In der Nacht klatschen Regentropfen auf das Zeltdach. Angekündigt war der Wetterumschwung für die frühen Morgenstunden. Zunächst sind es nur ein paar Tropfen, dann fällt der Regen stetig. Die Zeltplane bleibt dicht, kein Wasser dringt durch. Um halb acht Uhr gehen wir frühstücken. Meine Tochter bleibt in der Gaststube, während ich bis auf das Zelt und die Unterlegplane die Sachen zusammenpacke. Ich trage die Rucksäcke zu ihr, dann gehe ich wieder hinaus und falte im Regen das Zelt zusammen. Das ist gut. Denn: Es ist anders. Die Erfahrung, dass etwas anders ist als der Alltag in der Stadt, ist gut. Ich werde klatschnass, aber das macht nichts, denn die Temperaturen sind auch an diesem Morgen noch sommerlich.

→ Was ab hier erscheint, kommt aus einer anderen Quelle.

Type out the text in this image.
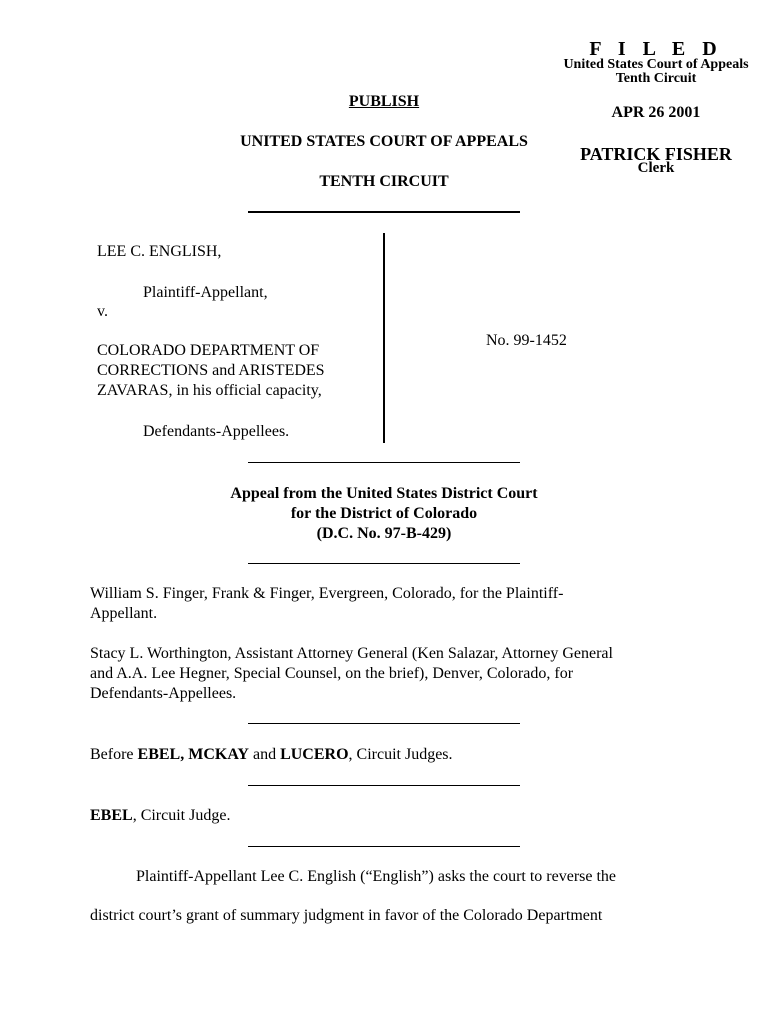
F I L E D
United States Court of Appeals
Tenth Circuit
APR 26 2001
PATRICK FISHER
Clerk
PUBLISH
UNITED STATES COURT OF APPEALS
TENTH CIRCUIT
LEE C. ENGLISH,
Plaintiff-Appellant,
v.
COLORADO DEPARTMENT OF
CORRECTIONS and ARISTEDES
ZAVARAS, in his official capacity,
Defendants-Appellees.
No. 99-1452
Appeal from the United States District Court
for the District of Colorado
(D.C. No. 97-B-429)
William S. Finger, Frank & Finger, Evergreen, Colorado, for the Plaintiff-
Appellant.
Stacy L. Worthington, Assistant Attorney General (Ken Salazar, Attorney General
and A.A. Lee Hegner, Special Counsel, on the brief), Denver, Colorado, for
Defendants-Appellees.
Before EBEL, MCKAY and LUCERO, Circuit Judges.
EBEL, Circuit Judge.
Plaintiff-Appellant Lee C. English (“English”) asks the court to reverse the
district court’s grant of summary judgment in favor of the Colorado Department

Kurz nach neun habe ich alles zusammengepackt. Dort, wo unser Zelt stand, ist jetzt wieder freie Rasenfläche. Schade. Die Campingplatzbetreiber haben meiner Tochter einen Teller mit Obst spendiert. Sehr nett. Und einen Regenschirm bekommen wir auch noch in die Hand gedrückt, falls es doch heftiger schütten sollte. Ein letzter Kaffee, dann schultere ich den Rucksack, und wir machen uns auf den Weg zum Bahnhof Wandlitz. Wir gehen an der Badestelle vorbei. Vielleicht, so die Hoffnung, hat jemand die Schwimmbrille gefunden, und an einen Ast gehängt. Ist aber leider nicht so. Mit hängenden Schultern steht meine Tochter am Ufer des Sees. Außer uns keine Menschenseele weit und breit. Komm, sage ich, lass uns gehen. Einige Meter von der Badestelle entfernt ist der Wald total vermüllt. Leere Bier-, Wein- und Sektflachen liegen großflächig verteilt, Plastikbecher, Dosen, Papiertücher künden von der letzten Party. Corona-Party wird das genannt. 

Der Wald dampft. Der Wolkenhimmel reißt auf, und die Sonne scheint auf uns herab. Mir haben die zwei Tage mit meiner Tochter auf dem Campingplatz Freude gemacht. Am Mittwoch der kommenden Woche fahren wir nach Föhr. Dort wurde sie geboren. Ich freu´mich drauf.